*Trial BITES excluded

What are terpenes, and why do people talk about them?

on January 24, 2023



Here at LIX, we formulate a little differently than most (and always with our furry friends in mind), and that brings some conversation around why we do not formulate with the use of terpenes, like other products on the market...So let's dive into that here.

Let's start with a conversation around terpenes, and then we'll move to the entourage effect (what it is and what it is NOT) in my next post.

We hear a lot (like a lot, a lot) about the taste and smell of tinctures, the formulation of the tinctures as full spectrum or broad spectrum, and the "marketing term of the years"… the entourage effect. What is this entourage effect concept? One talk track is that it's the thought that the compounds responsible in part for the taste and smell of cannabis are crucial in how the phytocannabinoids (CBD, CBG, CBC, CBN, etc.) work. Except, it's not really accurate information. Why? We'll get to that entourage conversation next post but first, let's look at what terpenes are overall.

What are terpenes?

Terpenes are the intense aromatic compounds that determine the smell of many plants and herbs like hops, cannabis, rosemary and lavender, basil, etc. Think about picking up an orange and the smell of that citrusy orange or the deep basil scent. Terpenes are primarily responsible for those smells.

Important to note that a terpene is a terpene is a terpene. All this means is that whether they're from cannabis or hops or lavender or limes, etc., they're ALL botanical terpenes defined by their chemical makeup. Since cannabis is a botanical, its terpenes are also botanical.

Let's unpack this a little more: I have linalool as a terpene (think that lavender scent we all know and love); it doesn't matter if my linalool is found in lavender or cannabis or rose or basil or neroli, etc., it's ALL the same as far as the linalool chemical structure.

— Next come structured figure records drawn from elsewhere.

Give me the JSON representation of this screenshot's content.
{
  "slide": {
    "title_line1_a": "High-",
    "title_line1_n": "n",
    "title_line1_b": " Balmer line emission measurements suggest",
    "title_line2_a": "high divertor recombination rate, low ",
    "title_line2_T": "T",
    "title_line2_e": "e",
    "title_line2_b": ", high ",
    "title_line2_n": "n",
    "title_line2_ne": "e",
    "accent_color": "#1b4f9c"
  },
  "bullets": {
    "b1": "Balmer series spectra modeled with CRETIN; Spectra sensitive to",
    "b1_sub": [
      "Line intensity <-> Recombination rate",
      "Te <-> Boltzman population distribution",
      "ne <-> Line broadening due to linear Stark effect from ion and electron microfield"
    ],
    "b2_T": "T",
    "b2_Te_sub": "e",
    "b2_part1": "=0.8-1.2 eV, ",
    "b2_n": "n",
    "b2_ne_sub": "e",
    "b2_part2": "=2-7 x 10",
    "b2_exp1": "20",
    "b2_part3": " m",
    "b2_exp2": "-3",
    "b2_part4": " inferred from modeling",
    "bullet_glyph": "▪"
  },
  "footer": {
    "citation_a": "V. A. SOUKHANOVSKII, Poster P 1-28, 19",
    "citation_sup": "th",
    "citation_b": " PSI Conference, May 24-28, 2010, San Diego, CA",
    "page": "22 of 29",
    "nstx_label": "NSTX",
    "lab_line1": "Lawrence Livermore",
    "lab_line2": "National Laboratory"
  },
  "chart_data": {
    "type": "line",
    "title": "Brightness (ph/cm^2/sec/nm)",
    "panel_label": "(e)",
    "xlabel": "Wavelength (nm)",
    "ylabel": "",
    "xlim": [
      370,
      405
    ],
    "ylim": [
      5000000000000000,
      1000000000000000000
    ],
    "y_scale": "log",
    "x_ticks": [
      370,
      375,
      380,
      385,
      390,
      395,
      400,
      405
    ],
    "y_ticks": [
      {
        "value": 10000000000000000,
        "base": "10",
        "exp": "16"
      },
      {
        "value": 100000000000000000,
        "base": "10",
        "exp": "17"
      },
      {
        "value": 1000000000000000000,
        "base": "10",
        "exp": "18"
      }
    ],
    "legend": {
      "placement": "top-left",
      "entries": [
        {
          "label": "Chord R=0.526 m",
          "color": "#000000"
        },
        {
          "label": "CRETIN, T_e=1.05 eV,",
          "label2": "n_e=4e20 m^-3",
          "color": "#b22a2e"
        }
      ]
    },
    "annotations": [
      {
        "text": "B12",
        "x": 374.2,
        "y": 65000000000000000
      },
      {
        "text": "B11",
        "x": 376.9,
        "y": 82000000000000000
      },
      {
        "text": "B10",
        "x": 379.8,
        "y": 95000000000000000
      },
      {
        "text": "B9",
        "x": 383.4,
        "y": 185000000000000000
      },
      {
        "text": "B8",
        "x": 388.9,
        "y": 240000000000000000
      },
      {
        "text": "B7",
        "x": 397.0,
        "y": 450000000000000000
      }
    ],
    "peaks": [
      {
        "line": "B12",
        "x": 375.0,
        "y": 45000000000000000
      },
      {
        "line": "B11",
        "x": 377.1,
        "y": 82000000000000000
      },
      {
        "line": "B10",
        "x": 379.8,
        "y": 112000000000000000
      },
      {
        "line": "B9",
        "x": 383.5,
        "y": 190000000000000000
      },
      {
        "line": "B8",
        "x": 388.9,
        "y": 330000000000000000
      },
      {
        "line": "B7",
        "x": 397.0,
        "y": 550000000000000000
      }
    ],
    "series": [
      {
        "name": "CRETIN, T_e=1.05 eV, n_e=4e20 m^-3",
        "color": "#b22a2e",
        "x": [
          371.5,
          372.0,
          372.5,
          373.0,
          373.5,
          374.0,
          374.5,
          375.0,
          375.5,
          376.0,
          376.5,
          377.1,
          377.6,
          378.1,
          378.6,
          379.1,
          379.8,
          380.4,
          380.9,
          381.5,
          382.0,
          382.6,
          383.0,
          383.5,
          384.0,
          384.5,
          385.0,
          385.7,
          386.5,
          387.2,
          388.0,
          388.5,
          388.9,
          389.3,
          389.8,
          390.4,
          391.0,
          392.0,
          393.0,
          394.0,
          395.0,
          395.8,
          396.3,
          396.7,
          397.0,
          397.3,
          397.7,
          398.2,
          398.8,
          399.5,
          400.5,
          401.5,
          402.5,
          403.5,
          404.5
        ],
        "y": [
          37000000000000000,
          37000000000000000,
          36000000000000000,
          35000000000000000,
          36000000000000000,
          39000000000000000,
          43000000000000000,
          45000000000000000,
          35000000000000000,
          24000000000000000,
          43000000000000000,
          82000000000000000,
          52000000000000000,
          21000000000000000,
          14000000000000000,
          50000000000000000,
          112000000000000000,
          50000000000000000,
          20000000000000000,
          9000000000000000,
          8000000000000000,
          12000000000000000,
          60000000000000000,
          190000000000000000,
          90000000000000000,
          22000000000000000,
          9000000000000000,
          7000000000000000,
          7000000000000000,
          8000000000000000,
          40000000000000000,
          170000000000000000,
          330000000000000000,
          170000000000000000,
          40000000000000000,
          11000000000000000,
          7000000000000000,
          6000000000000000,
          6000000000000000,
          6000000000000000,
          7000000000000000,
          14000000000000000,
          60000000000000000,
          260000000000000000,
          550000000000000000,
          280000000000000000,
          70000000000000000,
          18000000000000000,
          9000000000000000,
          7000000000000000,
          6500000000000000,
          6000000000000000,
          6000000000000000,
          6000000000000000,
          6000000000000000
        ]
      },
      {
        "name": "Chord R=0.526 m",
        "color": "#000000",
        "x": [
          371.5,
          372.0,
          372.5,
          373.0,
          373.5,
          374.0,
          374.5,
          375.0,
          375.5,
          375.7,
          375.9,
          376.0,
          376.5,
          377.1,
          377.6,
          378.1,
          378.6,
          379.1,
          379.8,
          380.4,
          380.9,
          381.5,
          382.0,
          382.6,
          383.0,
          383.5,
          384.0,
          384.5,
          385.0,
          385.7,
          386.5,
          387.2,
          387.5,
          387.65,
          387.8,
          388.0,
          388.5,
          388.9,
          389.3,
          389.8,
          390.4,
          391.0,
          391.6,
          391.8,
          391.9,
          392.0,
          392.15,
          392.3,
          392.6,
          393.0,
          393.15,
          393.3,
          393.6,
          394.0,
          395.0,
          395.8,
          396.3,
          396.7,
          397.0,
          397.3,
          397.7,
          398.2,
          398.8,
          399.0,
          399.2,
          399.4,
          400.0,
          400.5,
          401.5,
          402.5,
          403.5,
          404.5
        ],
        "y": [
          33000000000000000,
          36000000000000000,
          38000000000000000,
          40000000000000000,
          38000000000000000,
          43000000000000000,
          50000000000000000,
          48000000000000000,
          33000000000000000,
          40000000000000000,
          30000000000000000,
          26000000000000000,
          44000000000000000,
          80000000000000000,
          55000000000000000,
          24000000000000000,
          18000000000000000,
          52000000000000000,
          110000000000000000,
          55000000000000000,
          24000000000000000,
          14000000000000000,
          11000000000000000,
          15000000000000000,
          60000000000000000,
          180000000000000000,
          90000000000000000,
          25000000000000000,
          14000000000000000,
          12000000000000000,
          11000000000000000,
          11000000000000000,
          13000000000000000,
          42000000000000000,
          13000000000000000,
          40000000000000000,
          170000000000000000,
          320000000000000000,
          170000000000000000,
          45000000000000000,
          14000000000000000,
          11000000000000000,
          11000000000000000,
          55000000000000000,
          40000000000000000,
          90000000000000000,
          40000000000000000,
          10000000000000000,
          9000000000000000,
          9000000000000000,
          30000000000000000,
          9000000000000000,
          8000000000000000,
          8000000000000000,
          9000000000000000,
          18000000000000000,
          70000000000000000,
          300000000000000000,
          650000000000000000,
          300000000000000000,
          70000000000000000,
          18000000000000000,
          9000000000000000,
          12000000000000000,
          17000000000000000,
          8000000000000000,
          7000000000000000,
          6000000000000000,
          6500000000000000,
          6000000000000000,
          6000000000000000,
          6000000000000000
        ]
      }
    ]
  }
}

What is the difference between cannabis terpenes and other terpenes?

The difference in cannabis terpenes is that they maintain the taste and smell of cannabis but structurally, and that's the important thing to know, they're ALL the same.

Botanical terpenes are partly responsible for the naturally occurring taste and smell of whatever plant. THERE IS NO DIFFERENCE IN EFFICACY ACROSS BOTANICAL TERPENES. This matters because we can feed our animals a wonderfully colorful and nutrient-dense plant and fruit mixture with various proteins they'll want to eat (no forcing a taste and smell they don't like). The benefits of these highly nutritious whole foods are overwhelmingly positive and full of phytocompounds, including terpenes (WITHOUT the cannabis taste animals don't like). Another quick thing, except a little nerdy, terpenes can be irritants (they're volatile hydrocarbons) and, in tinctures and topicals, can cause stomach upset; GI irritation can burn when swallowing them, especially important because animals can't tell us when it burns – even though they will froth in some cases which should be a warning to us - EVEN with the carrier oil. Have you ever taken a tincture and felt that slight burn in your throat after swallowing it? Why would we do this to our animals, especially when we can feed them fresh blends of vegetables and fruits with a wide antioxidant, phytonutrient, and naturally occurring vitamin profile as a super yummy topper over their food, and we can do this inexpensively AND STRESS-FREE? They'll still benefit from the naturally occurring plant compounds in a way they like and benefit from daily. No burning. No GI upset.


Another thing to note is that cannabis terpenes are delicate and will deteriorate if stored incorrectly or in heat or light. The structure will change, so it's not that beneficial and certainly not more beneficial in a tincture. Some aren't good for animals or a particular animal even, think allergens, etc., at certain times of the year. Take the kinder whole food option and watch how your animals thrive. It matters!

I'm not a fan of forcing animals to take things they don't like, especially when it's a CBD blend that can be given twice daily. The last thing I want to do is add anxiety around supplementation when I'm working to reduce stress overall. Right?

At LIX, we have considered all of this and the overall impact on our animals, which is why our tinctures are formulated to be flavorless and odorless and have a broad spectrum of enhanced profiles (CBD, CBG, CBN, etc.) and a formulation carried over into our soft BITES too!

Now that we've looked at this terpene conversation, the next post will address the entourage effect. We will take the 'entourage effect' off its marketing pedestal and look at what that is and how it's studied.

We will revisit this terpene conversation soon; we wanted to start at ground level and move forward as we roll more health and wellness ideas into the blog.

I hope this helps, and, as always, we're here to help.